Cadena perpetua para 28 represores de dictadura argentina

Buenos Aires, 26 ago .- En sentencia histórica, 28 represores de la última dictadura cívico-militar argentina (1976-1983) fueron condenados este jueves en Córdoba a cadenas perpetuas, comenzando por Luciano Benjamín Menéndez, responsable de 282 desapariciones.

El exjefe del Tercer Cuerpo de Ejército, hoy de 89 años de edad, recibe así la pena 14 por su participación directa en secuestros, torturas, asesinatos y desapariciones de cuerpos perpetrados en el campo de concentración 'La Perla-La Ribera'

Tras conocerse la condena a Menéndez, la primera dictada esta tarde por el Tribunal Federal Oral No. 1, la gente que se congregó frente al Palacio de Justicia de Córdoba celebró la noticia.

Hubo abrazos, lágrimas, emociones por largo tiempo contenidas, describieron testigos a Prensa Latina vía telefónica.

La megacausa incluyó 22 expedientes por delitos de lesa humanidad cometidos entre marzo de 1975 y 1979 en los centros clandestinos de detención, tortura y exterminio de Córdoba conocidos como 'La Perla' (el mayor del interior de Argentina durante la última dictadura), 'Malagueño o Perla chica', 'Campo La Ribera' y 'D2'.

Además de los raptos, tormentos y ejecuciones de más de 700 víctimas, 311 de ellas aún desaparecidas, se destaca el hecho de que por primera vez se juzga en Córdoba la apropiación de bebés.

Se trata del secuestro y posterior desaparición de Silvina Mónica Parodi de Orozco, embarazada de seis meses y medio, y su marido, Daniel Francisco Orozco, así como la sustracción del bebé de Silvina nacido en cautiverio.

El niño aún es buscado por su abuela, la presidenta de la filial cordobesa de Abuelas de Plaza de Mayo, Sonia Torres, la madre de Silvina Parodi.

También recibieron perpetua los principales acusados: Ernesto Barreiro (su primera condena), Arnoldo 'Chubi' José López y Héctor Pedro Vergez.

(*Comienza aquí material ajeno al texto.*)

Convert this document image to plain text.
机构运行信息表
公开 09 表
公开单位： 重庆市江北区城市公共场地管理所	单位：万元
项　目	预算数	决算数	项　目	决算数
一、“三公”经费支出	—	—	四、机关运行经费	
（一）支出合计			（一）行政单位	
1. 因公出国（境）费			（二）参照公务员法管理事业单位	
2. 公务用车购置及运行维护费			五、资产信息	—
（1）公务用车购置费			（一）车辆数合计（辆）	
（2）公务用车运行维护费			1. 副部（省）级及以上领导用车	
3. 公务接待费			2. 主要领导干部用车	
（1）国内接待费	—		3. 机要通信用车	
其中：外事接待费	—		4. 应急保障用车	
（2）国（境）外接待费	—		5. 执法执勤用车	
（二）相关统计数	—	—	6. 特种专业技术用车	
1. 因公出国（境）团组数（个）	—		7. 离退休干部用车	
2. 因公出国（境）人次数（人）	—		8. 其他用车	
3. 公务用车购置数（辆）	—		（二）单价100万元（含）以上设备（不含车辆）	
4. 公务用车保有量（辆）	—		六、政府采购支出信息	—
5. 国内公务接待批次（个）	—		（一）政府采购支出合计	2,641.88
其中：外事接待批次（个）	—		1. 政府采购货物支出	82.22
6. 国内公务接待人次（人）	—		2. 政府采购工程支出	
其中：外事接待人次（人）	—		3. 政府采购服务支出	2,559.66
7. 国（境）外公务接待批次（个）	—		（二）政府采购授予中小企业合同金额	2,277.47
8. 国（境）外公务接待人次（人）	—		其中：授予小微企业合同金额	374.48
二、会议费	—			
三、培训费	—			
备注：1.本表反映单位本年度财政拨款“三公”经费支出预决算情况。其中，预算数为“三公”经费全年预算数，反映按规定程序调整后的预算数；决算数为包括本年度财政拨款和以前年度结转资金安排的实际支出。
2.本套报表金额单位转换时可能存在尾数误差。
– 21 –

La pena a reclusión perpetua corrió a su vez para Carlos Alberto Yanicelli (exjefe de D2), Jorge González Navarro, Jorge Eduardo Gorleri, Jorge Acosta, Héctor Hugo Chilo, Luis Martela, Luis Gustavo Diedrichs, Carlos Villanueva, Alberto Luis Choux y Oreste Padován.

Igualmente, fueron sentenciados de por vida José Hugo Herrera, Juan Eusebio Vega, Ricardo Lardone, Eduardo Grandi, Emilio Morard, Héctor Romero, Yamil Jabour, Juan Eduardo Molina, Alberto Lucero, Miguel Ángel Gómez, Marcelo Luna, Calixto Flores, Herminio Antón y Carlos Alberto Díaz.

La única mujer en el banquillo de los acusados, Mirta Antón, fue también condenada a prisión perpetua.

La investigación comenzó en diciembre de 2012 con más de 40 imputados y, cuatro años después, por acumulación de causas, llegó a sumar 52, la mayor cantidad en un juicio de estas características.

Durante las vistas cerca de 600 personas dieron testimonio en más de mil horas de audiencias.

También hubo nueve condenas de dos a 14 años de cárcel y seis absoluciones.

De las 720 víctimas que abarcó la causa, 198 eran gremialistas. Entre las víctimas hubo integrantes de los sindicatos Luz y Fuerza, Mecánicos y Afines del Transporte Automotor, del Caucho, Perkins, Unión de Educadores, de Lecheros y obreros automotrices.

Entre los desaparecidos hubo también trabajadores judiciales, de prensa, empleados públicos, obreros y empleados municipales, de frigoríficos, de la salud, metalúrgicos y de la mesa de resistencia de gremios en lucha organizada en 1975 cuando los sindicatos oficiales fueron intervenidos.